I was looking for Boston Coach today and accidently ended up at Boston Cab. Apparently this is a site devoted to Boston Celebrity? I think. It is kind of hard to tell just looking at it for a second. But there is Mark Wahlberg and Ben Affleck, so alrighty then. Anyway. Boston Celebrity…hmm. Who knew?

you have the power

Hey, you there! Are you registered to vote? Did you know the last day to register to be able to vote in the presidential election is Oct. 13, 2004? Are you aware that this date is just over two weeks away?
If your answer to any of these questions is “No,” you should get your fine self over to this page and check out the ways you can register.
And, of course, make sure you actually do vote this coming Election Day, Tuesday, Nov. 2.
What are you waiting for???

metro blogging message boards are live.

Yay! Check out the brand new Metro Blogging Forum, with sections for each of the cities.

Deadly Suburbs

Poor Skadz just got out of the city and now Reuters reports the suburbs may be bad for your health.

Living in the suburbs may have once been part of the American dream but it can lead to nightmares such as high blood pressure, arthritis and headaches, researchers reported on Monday.

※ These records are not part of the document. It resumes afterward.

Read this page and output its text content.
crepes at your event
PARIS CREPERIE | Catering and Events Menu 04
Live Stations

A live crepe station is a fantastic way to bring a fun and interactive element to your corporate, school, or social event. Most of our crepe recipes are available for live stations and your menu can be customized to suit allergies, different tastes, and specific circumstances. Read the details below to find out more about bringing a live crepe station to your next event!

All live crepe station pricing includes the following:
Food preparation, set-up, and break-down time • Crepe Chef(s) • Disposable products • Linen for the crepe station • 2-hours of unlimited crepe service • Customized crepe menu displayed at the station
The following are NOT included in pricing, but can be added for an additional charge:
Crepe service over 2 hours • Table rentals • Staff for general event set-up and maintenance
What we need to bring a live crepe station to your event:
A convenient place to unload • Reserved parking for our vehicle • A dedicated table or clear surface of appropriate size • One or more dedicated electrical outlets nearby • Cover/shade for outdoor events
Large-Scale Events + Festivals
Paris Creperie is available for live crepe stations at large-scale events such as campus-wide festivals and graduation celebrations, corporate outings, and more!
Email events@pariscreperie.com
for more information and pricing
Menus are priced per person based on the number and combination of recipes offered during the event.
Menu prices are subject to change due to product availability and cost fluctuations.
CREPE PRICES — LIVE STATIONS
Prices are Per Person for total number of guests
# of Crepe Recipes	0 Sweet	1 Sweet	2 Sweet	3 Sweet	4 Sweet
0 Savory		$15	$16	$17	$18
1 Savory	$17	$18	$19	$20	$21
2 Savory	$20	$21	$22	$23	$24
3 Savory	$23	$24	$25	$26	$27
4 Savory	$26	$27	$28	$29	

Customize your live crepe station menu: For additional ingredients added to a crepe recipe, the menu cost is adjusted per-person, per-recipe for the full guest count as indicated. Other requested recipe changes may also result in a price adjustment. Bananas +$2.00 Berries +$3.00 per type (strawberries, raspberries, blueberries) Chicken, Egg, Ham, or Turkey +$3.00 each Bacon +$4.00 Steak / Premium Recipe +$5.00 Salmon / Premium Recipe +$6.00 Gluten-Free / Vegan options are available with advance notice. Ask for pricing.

They didn’t mention ennui or tooth decay, but apparently cities, those densely-populated, concrete accretions of iniquity, are healthier than your average bucolic McMansion-strewn town. Boston was one of the densely-populated cities that were part of the study in October’s issue of Public Health, so we can’t even claim that they must be talking about Atlanta or Miami.

Finneran to resign?

Just heard on WBUR (NPR) that Finneran is probably going to step down as House Speaker sometime today, as he’s accepted a job with The Massachusetts Biotechnology Council (article here, from
Finneran has been Romney’s whipping boy ever since Romney got into office, but I don’t feel too bad for Finneran — he’s ruled over the Legislature with an iron fist. As the article says:

Finneran has been on Beacon Hill since 1979. In his eight years as speaker, he has maintained an iron grip on the House, employing his mastery of arcane legislative rules to bolster bills he supports and bury those he opposes. In a largely anonymous body, he is well known from the Cape to the Berkshires.

He’s also under some kind of cloud with regards to possible perjury.
Good riddance, but I don’t know who his successor would be, or if said successor would be any better.